I really, really want to go to Paris. I want to visit a bakery, walk through a museum, and maybe grab a fashion show! Lisa Schroeder creates a beautiful book for our middle schoolers about life, relationships, and well, Paris. Nora’s grandmother’s lovely stories about Paris have created in her the overwhelming desire to visit there. As they are in the midst of making plans to do so, her grandmother dies rather suddenly. As she is cleaning her grandmother’s apartment, she discovers seven letters, that she was to have opened in Paris and what looked to be a treasure map. She lobbies her mother to travel to Paris in spite of the loss of her grandmother, not an easy task as her mother and grandmother hadn’t even spoken in several years. Her persistence pays off when she, her mother, and brother set off to Paris, the journey of a lifetime. At first Nora hopes to explore the secrets in the envelopes all alone, but she quickly learns after a visit to a very special friend and a talk with someone there that she must have her mother with her to receive the gifts promised by her grandmother at each stop of the map. Again, Nora must be very persuasive to get her mother’s cooperation, but when she succeeds the results are well worth it. The two become much closer as Nora learns more about what separated her mother and grandmother. Nora’s mother learns to accept the forgiveness and new start that her own mother had intended to offer through this trip.

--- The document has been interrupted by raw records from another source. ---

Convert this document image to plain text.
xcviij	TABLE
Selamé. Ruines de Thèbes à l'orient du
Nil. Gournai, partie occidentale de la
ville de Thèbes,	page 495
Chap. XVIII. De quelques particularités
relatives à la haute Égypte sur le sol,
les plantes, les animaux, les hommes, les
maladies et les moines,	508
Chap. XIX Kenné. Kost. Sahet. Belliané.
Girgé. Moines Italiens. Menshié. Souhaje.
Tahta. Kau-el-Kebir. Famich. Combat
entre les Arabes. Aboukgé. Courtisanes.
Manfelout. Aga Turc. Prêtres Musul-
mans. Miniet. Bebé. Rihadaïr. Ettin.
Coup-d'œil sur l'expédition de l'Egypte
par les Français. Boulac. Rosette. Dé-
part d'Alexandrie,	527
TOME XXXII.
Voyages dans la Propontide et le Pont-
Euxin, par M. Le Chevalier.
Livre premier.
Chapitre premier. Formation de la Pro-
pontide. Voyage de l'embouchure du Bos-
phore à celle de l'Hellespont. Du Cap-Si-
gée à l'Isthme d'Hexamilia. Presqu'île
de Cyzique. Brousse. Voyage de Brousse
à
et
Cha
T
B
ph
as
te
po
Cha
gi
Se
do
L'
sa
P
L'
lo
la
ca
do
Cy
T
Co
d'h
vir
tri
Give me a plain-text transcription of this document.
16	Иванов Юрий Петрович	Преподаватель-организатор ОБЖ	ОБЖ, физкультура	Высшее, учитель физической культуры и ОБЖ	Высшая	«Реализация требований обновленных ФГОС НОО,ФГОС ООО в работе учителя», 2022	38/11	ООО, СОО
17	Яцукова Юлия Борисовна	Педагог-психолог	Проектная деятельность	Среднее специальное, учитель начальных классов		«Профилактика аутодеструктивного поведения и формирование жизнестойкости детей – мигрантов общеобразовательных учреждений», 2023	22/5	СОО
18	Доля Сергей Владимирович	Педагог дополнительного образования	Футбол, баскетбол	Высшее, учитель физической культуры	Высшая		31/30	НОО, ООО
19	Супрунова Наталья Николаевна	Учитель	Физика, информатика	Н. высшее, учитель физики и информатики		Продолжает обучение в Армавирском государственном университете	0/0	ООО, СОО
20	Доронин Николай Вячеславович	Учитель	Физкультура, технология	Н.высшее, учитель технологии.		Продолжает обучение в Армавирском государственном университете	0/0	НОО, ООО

I can’t deny that for a moment I thought that maybe this book was just going to be a younger version of Johnson’s 13 Little Blue Envelopes. That feeling doesn’t last long at all as Nora begins her own, and very unique journey, through her grandmother’s Paris. I loved the development of the relationship between Nora and her mother. Seemingly, mothers and daughters can survive adolescence, get to know each other better, and in some respects be friends. I love the wisdom of the grandmother in wishing for Nora a much better relationship with her mother. In so many books of this genre, the parents disappear, and this book offers a refreshing change. I love that the romance in Paris is confined to Nora’s brother Justin. I don’t think the girls will even notice as they are caught up in the three women of Nora’s family that populate this novel and in the beautiful city of Paris. Schroeder gives us women who are not afraid to be who they are; who are not afraid to look at flaws and work to better themselves; who laugh and cry and learn together. Our girls need to meet these women. On a side note, I surely appreciate the Nora's librarian, who doesn't love a sympathetic, helpful librarian being portrayed in YA lit? Not this librarian!
I look forward to the start of school and a book talk on this title. I can pair it with Schroeder’s already very popular work in our library or with a series like The Mother Daughter Book Club. I love the positive messages that Schroeder communicates through engaging heroines and well developed plots. I can’t wait to get this one moving!